Survival differences associated with treatment of cytomegalovirus retinitis in Maryland patients with AIDS, 1987-1994.

Differences in survival related to treatment of cytomegalovirus (CMV) retinitis in AIDS patients were studied. The medical records of adult AIDS patients who had been diagnosed with CMV retinitis in a Maryland inpatient facility between September 1987 and September 1994 were reviewed to assess determinants of survival, including treatment with ganciclovir and foscarnet, use of zidovudine, and demographic characteristics. The review was based on inpatient and outpatient medical records and computerized data from the Maryland HIV Information System.

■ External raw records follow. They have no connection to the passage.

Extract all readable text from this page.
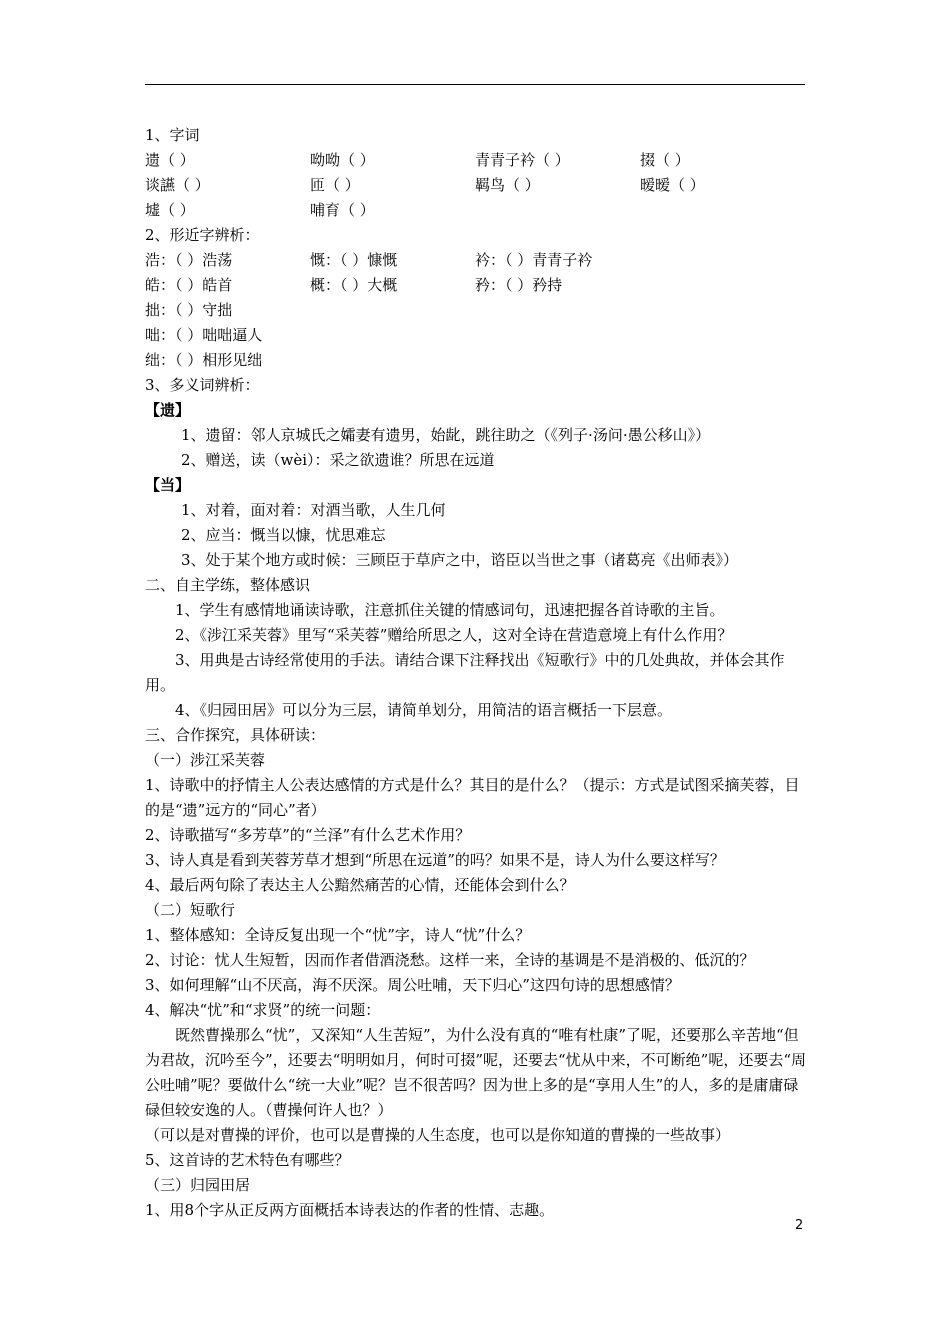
1、字词
遗（ ）	呦呦（ ）	青青子衿（ ）	掇（ ）
谈讌（ ）	匝（ ）	羁鸟（ ）	暧暧（ ）
墟（ ）	哺育（ ）
2、形近字辨析：
浩：（ ）浩荡	慨：（ ）慷慨	衿：（ ）青青子衿
皓：（ ）皓首	概：（ ）大概	矜：（ ）矜持
拙：（ ）守拙
咄：（ ）咄咄逼人
绌：（ ）相形见绌
3、多义词辨析：
【遗】
1、遗留：邻人京城氏之孀妻有遗男，始龀，跳往助之（《列子·汤问·愚公移山》）
2、赠送，读（wèi）：采之欲遗谁？所思在远道
【当】
1、对着，面对着：对酒当歌，人生几何
2、应当：慨当以慷，忧思难忘
3、处于某个地方或时候：三顾臣于草庐之中，谘臣以当世之事（诸葛亮《出师表》）
二、自主学练，整体感识
1、学生有感情地诵读诗歌，注意抓住关键的情感词句，迅速把握各首诗歌的主旨。
2、《涉江采芙蓉》里写“采芙蓉”赠给所思之人，这对全诗在营造意境上有什么作用？
3、用典是古诗经常使用的手法。请结合课下注释找出《短歌行》中的几处典故，并体会其作用。
4、《归园田居》可以分为三层，请简单划分，用简洁的语言概括一下层意。
三、合作探究，具体研读：
（一）涉江采芙蓉
1、诗歌中的抒情主人公表达感情的方式是什么？其目的是什么？（提示：方式是试图采摘芙蓉，目的是“遗”远方的“同心”者）
2、诗歌描写“多芳草”的“兰泽”有什么艺术作用？
3、诗人真是看到芙蓉芳草才想到“所思在远道”的吗？如果不是，诗人为什么要这样写？
4、最后两句除了表达主人公黯然痛苦的心情，还能体会到什么？
（二）短歌行
1、整体感知：全诗反复出现一个“忧”字，诗人“忧”什么？
2、讨论：忧人生短暂，因而作者借酒浇愁。这样一来，全诗的基调是不是消极的、低沉的？
3、如何理解“山不厌高，海不厌深。周公吐哺，天下归心”这四句诗的思想感情？
4、解决“忧”和“求贤”的统一问题：
既然曹操那么“忧”，又深知“人生苦短”，为什么没有真的“唯有杜康”了呢，还要那么辛苦地“但为君故，沉吟至今”，还要去“明明如月，何时可掇”呢，还要去“忧从中来，不可断绝”呢，还要去“周公吐哺”呢？要做什么“统一大业”呢？岂不很苦吗？因为世上多的是“享用人生”的人，多的是庸庸碌碌但较安逸的人。（曹操何许人也？）
（可以是对曹操的评价，也可以是曹操的人生态度，也可以是你知道的曹操的一些故事）
5、这首诗的艺术特色有哪些？
（三）归园田居
1、用8个字从正反两方面概括本诗表达的作者的性情、志趣。
2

Of 212 AIDS patients with CMV retinitis, 123 (58.0%) were treated exclusively with ganciclovir, 55 (25.9%) received foscarnet only, and the remaining 34 (16.1%) received both ganciclovir and foscarnet at some point after their diagnosis for CMV retinitis. Patients who received both drugs survived significantly longer after the diagnosis than patients who received either drug by itself. The median time from diagnosis of CMV retinitis to death was 464 days for patients receiving both drugs, 225 days for ganciclovir recipients, and 202 days for foscarnet recipients. Other positive predictors of survival were male sex and use of zidovudine. Among Maryland adults with AIDS who were treated for CMV retinitis between September 1987 and September 1994, the most common treatment for the eye infection was ganciclovir. Patients receiving both ganciclovir and foscarnet survived longer than those treated with either drug alone.